O que se observou neste primeiro período foi que mesmo bispos conservadores foram pouco a pouco levados a apoiar seus colegas em confronto com os responsáveis pela repressão: o discurso da caserna contra membros do episcopado levou a que o espírito de corpo falasse mais alto. Governantes ou simples autoridades militares se arvoraram em professores de teologia, querendo ensinar à Igreja qual era sua missão, onde deveriam atuar e onde não deveriam estar. O episcopado reagiu. Os conflitos eram localizados, mas levavam a reações mais amplas.

O endurecimento do regime

O protesto crescente na sociedade civil contra o regime ditatorial levou os generais a endurecer: perceberam que só manteriam o poder pela força, calando a oposição. A 13 de dezembro de 1968, decretaram o Ato Institucional no. 5, que fechava o Congresso e suspendia as liberdades constitucionais. Daí por diante, a tortura, que já era utilizada contra prisioneiros políticos, mas esporadicamente, se tornou uma prática sistemática nos interrogatórios.

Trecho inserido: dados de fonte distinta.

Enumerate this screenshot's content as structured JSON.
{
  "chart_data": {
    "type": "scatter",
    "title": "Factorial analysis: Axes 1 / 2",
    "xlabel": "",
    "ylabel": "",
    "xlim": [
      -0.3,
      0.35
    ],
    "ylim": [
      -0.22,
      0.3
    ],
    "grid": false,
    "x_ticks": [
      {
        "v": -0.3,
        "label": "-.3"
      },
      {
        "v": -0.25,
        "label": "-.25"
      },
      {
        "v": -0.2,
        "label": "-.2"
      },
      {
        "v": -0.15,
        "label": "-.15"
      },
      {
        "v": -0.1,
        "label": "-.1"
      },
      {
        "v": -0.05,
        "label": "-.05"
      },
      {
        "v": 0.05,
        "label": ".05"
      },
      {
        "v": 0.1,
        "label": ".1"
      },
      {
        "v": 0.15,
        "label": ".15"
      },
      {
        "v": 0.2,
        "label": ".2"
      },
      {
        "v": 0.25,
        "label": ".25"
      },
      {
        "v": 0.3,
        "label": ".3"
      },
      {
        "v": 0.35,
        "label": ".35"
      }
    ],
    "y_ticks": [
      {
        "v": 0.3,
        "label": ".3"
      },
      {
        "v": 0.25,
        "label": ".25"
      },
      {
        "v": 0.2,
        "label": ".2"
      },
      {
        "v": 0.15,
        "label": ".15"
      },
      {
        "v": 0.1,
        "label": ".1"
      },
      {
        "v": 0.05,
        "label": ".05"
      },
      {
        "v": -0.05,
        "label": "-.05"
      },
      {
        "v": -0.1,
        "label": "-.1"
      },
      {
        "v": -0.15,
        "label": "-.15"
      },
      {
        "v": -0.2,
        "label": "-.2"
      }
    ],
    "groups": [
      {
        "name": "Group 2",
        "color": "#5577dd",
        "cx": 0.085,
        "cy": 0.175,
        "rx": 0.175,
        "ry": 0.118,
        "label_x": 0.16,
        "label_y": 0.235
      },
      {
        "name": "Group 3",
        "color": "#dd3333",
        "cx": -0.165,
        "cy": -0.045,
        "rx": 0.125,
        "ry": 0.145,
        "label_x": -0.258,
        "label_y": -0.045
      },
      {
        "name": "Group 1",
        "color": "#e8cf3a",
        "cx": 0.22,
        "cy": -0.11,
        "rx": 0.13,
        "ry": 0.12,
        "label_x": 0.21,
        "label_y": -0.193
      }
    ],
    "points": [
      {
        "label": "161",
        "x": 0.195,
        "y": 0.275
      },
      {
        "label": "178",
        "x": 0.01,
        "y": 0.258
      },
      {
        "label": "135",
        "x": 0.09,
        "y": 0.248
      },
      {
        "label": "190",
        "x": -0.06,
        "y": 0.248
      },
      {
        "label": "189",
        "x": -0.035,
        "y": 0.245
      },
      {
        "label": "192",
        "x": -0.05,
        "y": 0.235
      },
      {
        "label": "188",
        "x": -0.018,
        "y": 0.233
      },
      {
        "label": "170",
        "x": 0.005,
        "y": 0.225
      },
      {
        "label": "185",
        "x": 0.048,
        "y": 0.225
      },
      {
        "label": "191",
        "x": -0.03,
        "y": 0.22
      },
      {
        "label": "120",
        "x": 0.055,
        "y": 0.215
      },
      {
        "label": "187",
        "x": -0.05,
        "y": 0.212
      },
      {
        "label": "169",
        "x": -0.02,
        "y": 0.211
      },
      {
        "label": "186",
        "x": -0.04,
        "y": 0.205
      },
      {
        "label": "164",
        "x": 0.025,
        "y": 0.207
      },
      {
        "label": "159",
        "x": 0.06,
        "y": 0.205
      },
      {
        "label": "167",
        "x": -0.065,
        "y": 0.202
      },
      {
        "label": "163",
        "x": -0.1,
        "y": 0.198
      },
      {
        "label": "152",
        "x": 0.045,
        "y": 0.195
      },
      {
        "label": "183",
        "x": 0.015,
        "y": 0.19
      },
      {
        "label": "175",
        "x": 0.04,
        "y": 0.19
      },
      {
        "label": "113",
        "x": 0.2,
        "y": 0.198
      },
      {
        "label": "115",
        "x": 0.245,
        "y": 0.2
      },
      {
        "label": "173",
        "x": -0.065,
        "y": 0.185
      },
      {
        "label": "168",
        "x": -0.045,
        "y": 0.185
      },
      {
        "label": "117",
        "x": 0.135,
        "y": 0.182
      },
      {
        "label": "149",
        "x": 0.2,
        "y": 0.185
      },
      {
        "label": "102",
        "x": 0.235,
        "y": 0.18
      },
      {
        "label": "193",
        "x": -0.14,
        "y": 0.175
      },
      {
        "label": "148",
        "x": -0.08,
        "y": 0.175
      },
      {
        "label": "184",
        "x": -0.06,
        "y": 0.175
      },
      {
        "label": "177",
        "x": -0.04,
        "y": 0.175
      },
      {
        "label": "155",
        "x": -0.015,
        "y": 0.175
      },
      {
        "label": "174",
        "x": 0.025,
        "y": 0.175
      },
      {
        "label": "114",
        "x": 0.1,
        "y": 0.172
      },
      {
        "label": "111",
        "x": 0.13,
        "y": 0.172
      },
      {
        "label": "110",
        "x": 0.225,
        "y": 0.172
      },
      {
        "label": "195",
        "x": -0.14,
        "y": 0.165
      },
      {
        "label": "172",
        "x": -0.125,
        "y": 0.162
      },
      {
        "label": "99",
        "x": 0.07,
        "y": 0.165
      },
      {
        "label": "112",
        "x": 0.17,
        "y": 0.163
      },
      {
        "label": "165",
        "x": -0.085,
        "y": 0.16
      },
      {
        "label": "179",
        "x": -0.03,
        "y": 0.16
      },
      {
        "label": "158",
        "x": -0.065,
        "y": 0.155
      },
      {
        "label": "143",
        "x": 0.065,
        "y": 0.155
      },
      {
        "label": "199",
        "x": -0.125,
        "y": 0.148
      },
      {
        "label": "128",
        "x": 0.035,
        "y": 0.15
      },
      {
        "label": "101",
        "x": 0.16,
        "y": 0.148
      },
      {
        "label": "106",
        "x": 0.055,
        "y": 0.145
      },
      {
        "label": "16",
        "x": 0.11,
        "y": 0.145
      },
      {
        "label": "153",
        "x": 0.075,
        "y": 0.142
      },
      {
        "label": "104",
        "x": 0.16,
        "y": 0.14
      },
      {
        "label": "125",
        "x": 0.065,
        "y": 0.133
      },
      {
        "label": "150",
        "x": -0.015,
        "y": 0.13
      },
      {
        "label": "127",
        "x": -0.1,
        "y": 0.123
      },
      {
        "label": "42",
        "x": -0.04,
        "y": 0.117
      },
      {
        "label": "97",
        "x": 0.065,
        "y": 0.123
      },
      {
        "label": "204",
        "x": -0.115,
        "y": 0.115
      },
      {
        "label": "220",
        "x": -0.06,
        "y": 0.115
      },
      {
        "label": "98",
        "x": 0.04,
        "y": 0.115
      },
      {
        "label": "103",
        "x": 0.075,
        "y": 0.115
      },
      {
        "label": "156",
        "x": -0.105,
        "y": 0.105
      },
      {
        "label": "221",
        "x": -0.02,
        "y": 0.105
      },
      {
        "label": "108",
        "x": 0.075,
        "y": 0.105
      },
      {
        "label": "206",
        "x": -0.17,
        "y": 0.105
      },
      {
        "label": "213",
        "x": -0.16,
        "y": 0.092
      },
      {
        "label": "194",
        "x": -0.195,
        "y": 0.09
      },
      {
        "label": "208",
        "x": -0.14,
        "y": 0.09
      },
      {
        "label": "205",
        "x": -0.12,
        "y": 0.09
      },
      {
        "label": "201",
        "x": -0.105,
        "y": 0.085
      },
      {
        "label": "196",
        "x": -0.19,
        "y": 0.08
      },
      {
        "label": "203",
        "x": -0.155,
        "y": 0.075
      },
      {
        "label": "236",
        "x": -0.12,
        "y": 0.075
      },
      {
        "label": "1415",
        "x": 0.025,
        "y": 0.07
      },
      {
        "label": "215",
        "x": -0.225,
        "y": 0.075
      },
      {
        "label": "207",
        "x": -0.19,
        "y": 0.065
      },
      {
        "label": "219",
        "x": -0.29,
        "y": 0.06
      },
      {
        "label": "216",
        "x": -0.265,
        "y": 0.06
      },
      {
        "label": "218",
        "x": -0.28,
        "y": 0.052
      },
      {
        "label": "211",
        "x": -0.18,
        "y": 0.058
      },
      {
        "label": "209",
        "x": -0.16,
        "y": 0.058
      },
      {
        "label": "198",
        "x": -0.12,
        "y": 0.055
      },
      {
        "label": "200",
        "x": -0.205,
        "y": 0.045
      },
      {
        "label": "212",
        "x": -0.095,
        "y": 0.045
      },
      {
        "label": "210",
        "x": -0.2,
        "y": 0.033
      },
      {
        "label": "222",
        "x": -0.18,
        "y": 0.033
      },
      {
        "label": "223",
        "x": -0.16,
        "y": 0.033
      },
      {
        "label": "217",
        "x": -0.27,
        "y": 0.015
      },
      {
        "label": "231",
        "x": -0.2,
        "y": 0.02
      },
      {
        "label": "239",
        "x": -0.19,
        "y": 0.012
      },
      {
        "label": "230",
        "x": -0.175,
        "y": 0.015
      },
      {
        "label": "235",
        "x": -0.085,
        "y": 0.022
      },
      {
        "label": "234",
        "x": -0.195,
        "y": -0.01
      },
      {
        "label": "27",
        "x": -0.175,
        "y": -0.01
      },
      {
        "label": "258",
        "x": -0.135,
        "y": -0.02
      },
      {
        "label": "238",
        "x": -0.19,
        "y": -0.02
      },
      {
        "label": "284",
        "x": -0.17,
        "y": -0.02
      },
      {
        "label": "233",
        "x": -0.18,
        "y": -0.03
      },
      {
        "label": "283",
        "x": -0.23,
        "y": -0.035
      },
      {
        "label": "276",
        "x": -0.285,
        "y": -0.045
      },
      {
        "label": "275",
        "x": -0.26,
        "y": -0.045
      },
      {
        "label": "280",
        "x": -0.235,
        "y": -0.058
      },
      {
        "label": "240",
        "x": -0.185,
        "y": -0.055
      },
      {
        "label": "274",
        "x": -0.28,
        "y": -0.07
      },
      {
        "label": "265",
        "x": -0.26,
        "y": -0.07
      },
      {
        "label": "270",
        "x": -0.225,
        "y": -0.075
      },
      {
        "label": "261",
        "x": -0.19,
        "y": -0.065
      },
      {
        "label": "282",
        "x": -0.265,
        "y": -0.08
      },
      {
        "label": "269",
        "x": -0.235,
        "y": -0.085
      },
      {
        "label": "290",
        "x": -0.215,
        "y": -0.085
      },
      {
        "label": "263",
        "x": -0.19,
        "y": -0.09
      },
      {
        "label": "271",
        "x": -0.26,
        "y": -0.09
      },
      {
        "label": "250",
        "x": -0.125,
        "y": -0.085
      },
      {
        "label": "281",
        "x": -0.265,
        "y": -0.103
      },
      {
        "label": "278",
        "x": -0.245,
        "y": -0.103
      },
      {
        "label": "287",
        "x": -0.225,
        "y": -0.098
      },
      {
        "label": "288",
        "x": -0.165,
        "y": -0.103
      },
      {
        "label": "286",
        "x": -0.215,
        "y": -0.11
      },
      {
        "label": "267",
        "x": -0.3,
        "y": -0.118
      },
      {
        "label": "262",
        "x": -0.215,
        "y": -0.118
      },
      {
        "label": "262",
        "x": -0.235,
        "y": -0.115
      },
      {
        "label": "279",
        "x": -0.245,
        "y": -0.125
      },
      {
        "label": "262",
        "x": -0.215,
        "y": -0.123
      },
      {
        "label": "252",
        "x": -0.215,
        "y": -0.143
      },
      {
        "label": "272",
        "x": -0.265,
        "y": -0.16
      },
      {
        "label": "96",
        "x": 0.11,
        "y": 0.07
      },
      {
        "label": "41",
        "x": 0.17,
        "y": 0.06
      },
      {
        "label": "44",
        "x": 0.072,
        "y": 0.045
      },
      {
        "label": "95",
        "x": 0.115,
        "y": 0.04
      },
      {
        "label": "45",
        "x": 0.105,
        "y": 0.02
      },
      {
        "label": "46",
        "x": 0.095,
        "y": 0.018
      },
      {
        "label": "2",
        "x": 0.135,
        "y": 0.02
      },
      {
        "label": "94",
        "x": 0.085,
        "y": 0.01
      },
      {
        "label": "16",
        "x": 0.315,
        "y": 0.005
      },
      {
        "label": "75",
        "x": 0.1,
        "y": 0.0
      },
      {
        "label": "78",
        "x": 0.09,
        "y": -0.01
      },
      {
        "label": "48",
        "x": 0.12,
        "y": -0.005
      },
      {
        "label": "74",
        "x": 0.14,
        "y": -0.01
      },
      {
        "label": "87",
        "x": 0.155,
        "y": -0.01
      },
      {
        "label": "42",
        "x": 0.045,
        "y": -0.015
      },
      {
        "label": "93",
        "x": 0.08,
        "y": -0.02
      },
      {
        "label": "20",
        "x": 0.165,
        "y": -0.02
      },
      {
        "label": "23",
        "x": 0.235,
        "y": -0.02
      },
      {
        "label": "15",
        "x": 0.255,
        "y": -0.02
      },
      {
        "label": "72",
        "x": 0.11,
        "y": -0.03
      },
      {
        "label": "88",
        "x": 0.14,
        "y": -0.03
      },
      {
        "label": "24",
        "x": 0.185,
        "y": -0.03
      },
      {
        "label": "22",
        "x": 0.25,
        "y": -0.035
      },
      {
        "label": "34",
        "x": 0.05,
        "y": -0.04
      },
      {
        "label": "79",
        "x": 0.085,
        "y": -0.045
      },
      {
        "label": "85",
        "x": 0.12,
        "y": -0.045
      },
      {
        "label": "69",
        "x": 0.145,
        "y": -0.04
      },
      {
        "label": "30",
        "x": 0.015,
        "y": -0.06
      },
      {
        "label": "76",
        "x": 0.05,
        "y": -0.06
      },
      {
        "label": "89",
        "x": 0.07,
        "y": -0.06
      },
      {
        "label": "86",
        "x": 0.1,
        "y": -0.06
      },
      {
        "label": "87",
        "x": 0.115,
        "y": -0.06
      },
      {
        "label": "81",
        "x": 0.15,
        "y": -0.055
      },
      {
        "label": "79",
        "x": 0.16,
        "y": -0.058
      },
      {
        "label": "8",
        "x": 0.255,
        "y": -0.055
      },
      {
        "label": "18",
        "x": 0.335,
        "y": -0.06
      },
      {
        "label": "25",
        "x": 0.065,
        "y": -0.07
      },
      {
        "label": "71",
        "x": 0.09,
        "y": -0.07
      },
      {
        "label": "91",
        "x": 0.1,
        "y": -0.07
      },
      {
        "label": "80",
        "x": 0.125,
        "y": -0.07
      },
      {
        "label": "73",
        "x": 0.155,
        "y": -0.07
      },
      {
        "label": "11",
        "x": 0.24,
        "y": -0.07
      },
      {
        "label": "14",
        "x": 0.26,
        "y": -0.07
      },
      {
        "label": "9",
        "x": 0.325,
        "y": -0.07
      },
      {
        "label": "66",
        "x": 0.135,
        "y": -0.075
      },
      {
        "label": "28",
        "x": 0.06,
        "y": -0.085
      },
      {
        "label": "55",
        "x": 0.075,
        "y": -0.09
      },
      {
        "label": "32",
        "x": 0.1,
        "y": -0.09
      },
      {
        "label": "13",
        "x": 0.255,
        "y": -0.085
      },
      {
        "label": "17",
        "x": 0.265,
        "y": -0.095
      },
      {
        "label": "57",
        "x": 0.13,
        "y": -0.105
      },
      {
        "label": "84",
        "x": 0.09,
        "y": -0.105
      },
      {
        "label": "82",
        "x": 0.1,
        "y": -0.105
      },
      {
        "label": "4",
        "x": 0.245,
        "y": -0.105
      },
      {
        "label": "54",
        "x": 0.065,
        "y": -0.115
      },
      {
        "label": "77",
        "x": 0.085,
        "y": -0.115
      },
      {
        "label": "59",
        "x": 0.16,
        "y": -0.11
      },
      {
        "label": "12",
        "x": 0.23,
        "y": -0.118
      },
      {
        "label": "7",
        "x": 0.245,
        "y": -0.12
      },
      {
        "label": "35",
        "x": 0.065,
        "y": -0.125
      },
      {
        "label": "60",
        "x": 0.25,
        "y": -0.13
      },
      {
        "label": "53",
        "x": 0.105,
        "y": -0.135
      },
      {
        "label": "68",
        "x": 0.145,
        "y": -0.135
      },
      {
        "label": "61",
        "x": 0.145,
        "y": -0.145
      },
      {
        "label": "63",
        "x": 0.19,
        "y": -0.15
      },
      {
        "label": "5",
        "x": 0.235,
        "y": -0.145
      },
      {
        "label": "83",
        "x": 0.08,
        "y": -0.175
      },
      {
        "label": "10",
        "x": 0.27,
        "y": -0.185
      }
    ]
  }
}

O número de prisões cresce enormemente, e começam a ocorrer casos de mortes sob tortura ou de desaparecimento. E assassinatos também: no caso da Igreja, começou com um auxiliar de D. Hélder, o padre Henrique Pereira Neto, que trabalhava com a juventude. Em dez anos (1968-1978), sete padres ou seminaristas foram assassinados. Houve inúmeras outras formas de repressão, sendo uma das mais comuns os ataques difamatórios e, muitas vezes, a imprensa se prestou a esta forma de ataque. Dez padres estrangeiros foram expulsos do país. Vinte e nove bispos foram atingidos de uma ou outra maneira. Nenhum deles chegou a ser levado à prisão, mas alguns tiveram suas casas invadidas ou metralhadas (caso de D. Hélder), documentos expropriados, um bispo foi seqüestrado (D. Adriano Hipólito). Casas e prédios pertencentes a entidades ligadas à Igreja foram invadidos, publicações foram apreendidas, às vezes na gráfica.

Em novembro de 1969, sete religiosos dominicanos são presos e torturados, por ligação com a organização revolucionária ALN (Ação Libertadora Nacional), dirigida por Carlos Marighella). Marighella é morto pela polícia dois dias depois. A mídia desencadeia ampla campanha contra “a Igreja terrorista”, “os padres comunistas”, os “traidores do Evangelho”. A Ordem dos Dominicanos, particularmente visada nestes ataques, no entanto, apoia seus membros. O caso tem ampla repercussão no exterior. Três meses depois, um dos frades, frei Tito de Alencar Lima, é novamente levado para interrogatório, na OBAN (Operação Bandeirantes) e barbaramente torturado. Depois de três dias, para interromper as torturas, frei Tito tenta o suicídio. É levado para um hospital militar e consegue se recuperar. Seu relato sobre estes dias acaba saindo da prisão e é publicado em muitos lugares no Brasil e no exterior[2]. Frei Tito foi solto junto com outros prisioneiros políticos quando do sequestro do embaixador suíço. Depois de passar pelo Chile, ele se estabelece na França onde, como seqüela psicológica das torturas, vem a se suicidar, em 1974. É considerado um mártir da Igreja.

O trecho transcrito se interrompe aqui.